L’Union européenne est sur le point d’entrer dans ce qui pourrait s’avérer être la phase la plus inquiétante de son histoire troublée. Dans quelques semaines, la nouvelle Commission européenne d’Ursula von der Leyen prendra officiellement ses fonctions, à quel moment elle aura un contrôle presque sans entrave sur la politique du bloc.
Lorsque von der Leyen a présenté la composition et la structure organisationnelle de la nouvelle Commission le mois dernier, même les médias grand public, généralement favorables à Bruxelles, ont été contraints d’admettre que ce qu’elle avait réalisé était rien de moins qu’un coup. En plaçant des loyalistes dans des rôles stratégiques, en marginalisant ses critiques et en établissant un réseau compliqué de dépendances et de devoirs qui empêchent tout individu de gagner une influence excessive, la présidente de la Commission a préparé le terrain pour une ‘prise de pouvoir’ supranationale sans précédent qui centralisera davantage l’autorité à Bruxelles — spécifiquement entre les mains de von der Leyen elle-même.
Elle est occupée à transformer la Commission ‘d’un organe collégial en un bureau présidentiel’, a noté Alberto Alemanno, professeur de droit de l’UE à HEC Paris. Mais cela est l’aboutissement d’un processus de longue date. La Commission a discrètement élargi ses pouvoirs depuis longtemps, évoluant d’un organe technique en un acteur politique à part entière, entraînant un transfert majeur de souveraineté du niveau national vers le niveau supranational au détriment du contrôle démocratique et de la responsabilité. Mais cette ‘Commissionisation’ est maintenant portée à un tout nouveau niveau.
Considérons la politique étrangère du bloc, et sa politique de défense et de sécurité en particulier.
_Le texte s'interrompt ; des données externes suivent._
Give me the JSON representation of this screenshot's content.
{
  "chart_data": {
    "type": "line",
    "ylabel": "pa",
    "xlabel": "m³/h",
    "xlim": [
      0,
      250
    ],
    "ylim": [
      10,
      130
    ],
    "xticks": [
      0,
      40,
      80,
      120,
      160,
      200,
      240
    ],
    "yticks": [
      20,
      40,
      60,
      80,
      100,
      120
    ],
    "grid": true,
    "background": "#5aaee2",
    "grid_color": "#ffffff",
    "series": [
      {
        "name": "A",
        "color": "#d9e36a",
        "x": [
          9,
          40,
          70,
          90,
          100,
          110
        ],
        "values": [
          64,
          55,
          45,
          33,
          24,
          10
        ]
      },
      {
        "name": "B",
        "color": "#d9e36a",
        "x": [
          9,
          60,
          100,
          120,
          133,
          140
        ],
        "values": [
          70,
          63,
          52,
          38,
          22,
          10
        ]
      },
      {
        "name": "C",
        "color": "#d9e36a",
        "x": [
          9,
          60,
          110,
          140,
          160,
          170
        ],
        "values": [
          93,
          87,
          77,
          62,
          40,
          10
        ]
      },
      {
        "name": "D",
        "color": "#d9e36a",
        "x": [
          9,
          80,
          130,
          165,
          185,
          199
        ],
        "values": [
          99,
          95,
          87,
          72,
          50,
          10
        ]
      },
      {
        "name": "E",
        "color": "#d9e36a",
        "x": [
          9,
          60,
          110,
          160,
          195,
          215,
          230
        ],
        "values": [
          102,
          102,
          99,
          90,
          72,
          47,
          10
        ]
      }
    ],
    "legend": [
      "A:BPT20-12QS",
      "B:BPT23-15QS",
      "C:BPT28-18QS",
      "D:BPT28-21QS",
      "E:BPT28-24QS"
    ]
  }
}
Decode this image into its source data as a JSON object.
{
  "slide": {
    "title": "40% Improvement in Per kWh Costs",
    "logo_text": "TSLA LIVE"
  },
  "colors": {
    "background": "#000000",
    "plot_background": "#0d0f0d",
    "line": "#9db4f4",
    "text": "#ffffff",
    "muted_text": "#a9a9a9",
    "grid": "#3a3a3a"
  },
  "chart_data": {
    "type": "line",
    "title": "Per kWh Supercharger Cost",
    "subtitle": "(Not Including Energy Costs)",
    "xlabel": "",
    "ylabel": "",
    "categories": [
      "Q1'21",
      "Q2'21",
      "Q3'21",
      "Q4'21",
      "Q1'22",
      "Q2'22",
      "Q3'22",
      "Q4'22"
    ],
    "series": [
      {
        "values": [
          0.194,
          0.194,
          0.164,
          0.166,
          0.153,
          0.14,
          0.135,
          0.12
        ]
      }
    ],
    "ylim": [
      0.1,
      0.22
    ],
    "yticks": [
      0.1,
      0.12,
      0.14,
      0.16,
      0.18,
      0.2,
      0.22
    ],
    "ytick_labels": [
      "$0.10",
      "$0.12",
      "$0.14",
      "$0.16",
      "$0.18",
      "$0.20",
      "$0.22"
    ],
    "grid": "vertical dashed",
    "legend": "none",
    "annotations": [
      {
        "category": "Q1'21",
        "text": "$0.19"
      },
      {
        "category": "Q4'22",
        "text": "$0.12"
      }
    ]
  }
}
Il est passé relativement inaperçu que von der Leyen a utilisé la crise ukrainienne pour plaider en faveur d’une expansion des pouvoirs exécutifs de la Commission, conduisant à une de facto supranationalisation de la politique étrangère de l’UE (malgré le fait que la Commission n’a aucune compétence formelle sur de telles questions), tout en veillant à l’alignement du bloc avec (ou plutôt, à la subordination à) la stratégie US-Nato.
Un aspect signal de ce mouvement a été la nomination à des rôles clés en matière de défense et de politique étrangère de représentants des États baltes (population totale : un peu plus de 6 millions), qui ont maintenant été propulsés dans la hiérarchie politique parce qu’ils partagent la position über-faucon de von der Leyen envers la Russie. Une figure particulièrement importante est Andrius Kubilius, ancien Premier ministre de Lituanie, qui, s’il est confirmé, assumera le rôle de premier Commissaire de l’UE à la Défense. Kubilius, connu pour ses liens étroits avec des ONG et des think tanks financés par les États-Unis, sera responsable de l’industrie de la défense européenne et devrait plaider pour une plus grande intégration de la production militaire-industrielle. De plus, Kubilius a siégé au conseil consultatif de l’International Republican Institute et est un ancien membre de l’Initiative EuroGrowth du Atlantic Council — deux organisations atlantistes dont l’objectif principal est de promouvoir les intérêts géopolitiques et d’entreprise des États-Unis dans le monde.
La nomination de Kubilius s’accompagne de celle de Kaja Kallas, ancienne Première ministre d’Estonie, au poste de responsable de la politique étrangère et de sécurité européenne ; de Henna Virkkunen de Finlande au poste de vice-présidente exécutive et Commissaire à la Technologie ; et de Valdis Dombrovskis de Lettonie, au poste de Commissaire à l’Économie et à la Productivité.